Amazon subsidiary Zoox has quietly slipped a small number of test vehicles onto Columbus streets, part of the company’s ongoing operations in Ohio. The retrofitted cars are being driven manually by trained safety operators while teams scoop up mapping and sensor data. Local drivers and riders may spot the distinctive vehicles in downtown corridors as Zoox slowly widens its footprint.

As The Columbus Dispatch reported, a Zoox spokesperson said Thursday that a small group of retrofitted test fleet vehicles was circulating around Columbus, all driven manually by trained safety operators. The Dispatch published photos taken the same day showing the cars on public roads, and Zoox did not say how long the runs would continue. For now, the company is describing the activity as testing and demonstration runs, not a public ride-hail service.

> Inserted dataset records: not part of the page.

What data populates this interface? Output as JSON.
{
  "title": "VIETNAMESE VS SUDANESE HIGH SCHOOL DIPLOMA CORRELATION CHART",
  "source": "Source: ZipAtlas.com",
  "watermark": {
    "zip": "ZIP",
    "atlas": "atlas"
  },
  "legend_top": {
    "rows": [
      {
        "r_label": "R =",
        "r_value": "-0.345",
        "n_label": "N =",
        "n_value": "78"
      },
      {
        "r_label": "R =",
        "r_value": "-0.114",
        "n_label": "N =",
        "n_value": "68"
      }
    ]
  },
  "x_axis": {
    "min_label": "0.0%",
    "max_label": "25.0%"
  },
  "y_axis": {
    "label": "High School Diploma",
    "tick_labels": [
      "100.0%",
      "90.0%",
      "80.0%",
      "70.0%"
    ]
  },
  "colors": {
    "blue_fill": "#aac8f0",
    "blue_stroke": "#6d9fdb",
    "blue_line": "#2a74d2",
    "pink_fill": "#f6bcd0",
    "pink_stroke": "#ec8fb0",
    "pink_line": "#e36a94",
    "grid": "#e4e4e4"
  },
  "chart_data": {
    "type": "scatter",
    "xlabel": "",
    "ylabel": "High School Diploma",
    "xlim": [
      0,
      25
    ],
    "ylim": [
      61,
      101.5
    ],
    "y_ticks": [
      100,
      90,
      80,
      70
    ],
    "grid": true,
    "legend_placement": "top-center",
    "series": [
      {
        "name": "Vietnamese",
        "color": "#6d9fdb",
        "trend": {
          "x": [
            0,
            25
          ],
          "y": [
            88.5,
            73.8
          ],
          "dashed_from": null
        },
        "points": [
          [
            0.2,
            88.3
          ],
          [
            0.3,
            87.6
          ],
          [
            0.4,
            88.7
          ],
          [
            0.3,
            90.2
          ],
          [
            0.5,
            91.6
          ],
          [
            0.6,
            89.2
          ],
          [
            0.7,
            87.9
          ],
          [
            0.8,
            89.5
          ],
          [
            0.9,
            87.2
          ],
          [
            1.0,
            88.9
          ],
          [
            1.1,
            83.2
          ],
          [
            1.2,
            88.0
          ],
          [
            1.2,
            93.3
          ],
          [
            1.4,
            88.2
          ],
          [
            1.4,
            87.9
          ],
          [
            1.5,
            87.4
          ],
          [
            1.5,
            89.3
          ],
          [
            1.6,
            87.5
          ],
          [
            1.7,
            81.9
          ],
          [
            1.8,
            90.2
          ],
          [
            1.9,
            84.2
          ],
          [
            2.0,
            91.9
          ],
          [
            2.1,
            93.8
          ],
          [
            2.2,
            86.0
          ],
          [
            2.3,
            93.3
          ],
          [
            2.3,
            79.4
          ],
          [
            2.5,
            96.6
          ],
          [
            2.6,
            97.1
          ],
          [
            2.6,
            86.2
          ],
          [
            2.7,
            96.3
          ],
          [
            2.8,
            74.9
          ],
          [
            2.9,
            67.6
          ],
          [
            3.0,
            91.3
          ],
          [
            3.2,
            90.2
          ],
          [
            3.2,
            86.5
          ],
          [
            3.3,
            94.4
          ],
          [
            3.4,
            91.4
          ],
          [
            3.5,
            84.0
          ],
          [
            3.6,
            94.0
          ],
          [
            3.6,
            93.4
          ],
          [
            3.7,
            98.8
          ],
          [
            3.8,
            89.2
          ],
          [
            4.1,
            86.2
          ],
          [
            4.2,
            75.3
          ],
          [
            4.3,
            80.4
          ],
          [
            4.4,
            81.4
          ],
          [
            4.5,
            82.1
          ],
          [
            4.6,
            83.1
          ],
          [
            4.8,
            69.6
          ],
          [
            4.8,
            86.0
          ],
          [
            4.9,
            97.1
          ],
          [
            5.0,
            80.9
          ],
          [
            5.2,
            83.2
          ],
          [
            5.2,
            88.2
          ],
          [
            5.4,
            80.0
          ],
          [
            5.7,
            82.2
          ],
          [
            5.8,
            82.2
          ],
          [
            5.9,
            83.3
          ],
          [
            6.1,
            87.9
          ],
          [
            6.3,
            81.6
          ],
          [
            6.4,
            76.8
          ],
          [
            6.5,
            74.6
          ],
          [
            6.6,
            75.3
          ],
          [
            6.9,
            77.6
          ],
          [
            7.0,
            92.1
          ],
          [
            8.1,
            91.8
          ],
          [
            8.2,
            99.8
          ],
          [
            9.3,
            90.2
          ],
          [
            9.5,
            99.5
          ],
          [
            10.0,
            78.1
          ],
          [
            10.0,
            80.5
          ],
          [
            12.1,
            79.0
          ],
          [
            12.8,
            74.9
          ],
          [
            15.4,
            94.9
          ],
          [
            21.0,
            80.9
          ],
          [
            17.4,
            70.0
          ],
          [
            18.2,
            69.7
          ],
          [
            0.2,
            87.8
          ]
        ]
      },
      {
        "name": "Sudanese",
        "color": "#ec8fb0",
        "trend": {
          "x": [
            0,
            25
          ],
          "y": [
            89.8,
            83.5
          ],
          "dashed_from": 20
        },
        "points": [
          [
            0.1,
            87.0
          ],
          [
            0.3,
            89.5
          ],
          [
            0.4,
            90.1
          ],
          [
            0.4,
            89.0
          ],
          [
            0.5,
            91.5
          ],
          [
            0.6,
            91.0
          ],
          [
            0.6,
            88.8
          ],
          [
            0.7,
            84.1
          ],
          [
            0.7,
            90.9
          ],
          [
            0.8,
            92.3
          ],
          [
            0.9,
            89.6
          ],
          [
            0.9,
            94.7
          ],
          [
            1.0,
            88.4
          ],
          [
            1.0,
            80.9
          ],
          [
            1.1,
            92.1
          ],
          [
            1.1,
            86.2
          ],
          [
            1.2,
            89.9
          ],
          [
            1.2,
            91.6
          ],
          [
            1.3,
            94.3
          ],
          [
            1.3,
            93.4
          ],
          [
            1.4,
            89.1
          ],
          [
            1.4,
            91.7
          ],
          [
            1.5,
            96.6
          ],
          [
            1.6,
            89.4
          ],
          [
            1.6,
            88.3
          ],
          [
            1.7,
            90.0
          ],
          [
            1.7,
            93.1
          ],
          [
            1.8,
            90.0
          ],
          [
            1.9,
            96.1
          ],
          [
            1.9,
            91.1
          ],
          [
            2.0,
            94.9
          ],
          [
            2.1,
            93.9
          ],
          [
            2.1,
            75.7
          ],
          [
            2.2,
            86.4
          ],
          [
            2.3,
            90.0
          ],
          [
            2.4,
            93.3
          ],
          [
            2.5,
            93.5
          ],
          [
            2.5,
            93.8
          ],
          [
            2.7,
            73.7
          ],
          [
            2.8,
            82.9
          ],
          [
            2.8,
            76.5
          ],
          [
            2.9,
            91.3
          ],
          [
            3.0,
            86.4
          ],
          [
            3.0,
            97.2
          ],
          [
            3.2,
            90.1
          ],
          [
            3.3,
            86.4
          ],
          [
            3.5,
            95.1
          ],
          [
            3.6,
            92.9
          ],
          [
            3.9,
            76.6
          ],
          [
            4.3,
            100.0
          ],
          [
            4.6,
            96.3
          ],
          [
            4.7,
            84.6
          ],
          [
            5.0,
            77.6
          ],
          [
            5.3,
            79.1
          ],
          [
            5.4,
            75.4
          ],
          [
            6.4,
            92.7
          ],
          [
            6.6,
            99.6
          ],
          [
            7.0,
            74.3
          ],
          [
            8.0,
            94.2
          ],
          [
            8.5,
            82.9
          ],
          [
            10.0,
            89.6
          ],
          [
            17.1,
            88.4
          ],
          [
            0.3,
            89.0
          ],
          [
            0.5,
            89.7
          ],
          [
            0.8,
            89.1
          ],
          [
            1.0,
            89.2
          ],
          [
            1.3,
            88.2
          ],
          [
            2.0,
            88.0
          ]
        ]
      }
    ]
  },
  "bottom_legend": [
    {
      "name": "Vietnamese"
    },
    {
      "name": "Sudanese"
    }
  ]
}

How Zoox's Tests Fit Into A National Rollout

Zoox moved from basic road-testing to offering public rides in Las Vegas last September, rolling out free, geo-fenced trips as it scales up, according to AP. The company has also flagged plans for early programs in San Francisco and future launches in Austin and Miami while ramping up robotaxi production in the Bay Area, TechCrunch reports. It is a familiar playbook in the autonomous-vehicle world, with limited zones and tightly supervised runs coming first, followed by broader commercial service only after regulators and engineers are satisfied.

Regulatory And Safety Context

Zoox, which Amazon acquired, builds a purpose-built robotaxi that skips traditional steering wheels and pedals and leans heavily on onboard safety systems, according to Amazon. Federal regulators have granted Zoox an exemption and closed a probe into the company’s self-certification process, a step CNBC called a key regulatory milestone on the way to commercial operations. That backdrop helps explain why many early runs, including those in Columbus, involve trained safety operators in retrofit vehicles rather than fully driverless robotaxis.

What Columbus Drivers And Riders Should Know

For everyone sharing the road, these Zoox cars should be treated like other supervised autonomous-vehicle tests. They typically move deliberately, stick to mapped corridors, and travel with company staff on board. TechCrunch notes that Zoox is already running both retrofitted test vehicles and its custom robotaxi in multiple U.S. cities as it prepares for wider service.

There is currently no indication that Columbus residents can hail Zoox rides through a public app. For now, the sightings around town are simply the latest hint that Zoox is moving beyond isolated testbeds as it gears up for paid service in select markets. The Columbus Dispatch first reported that the vehicles had started appearing on Columbus streets.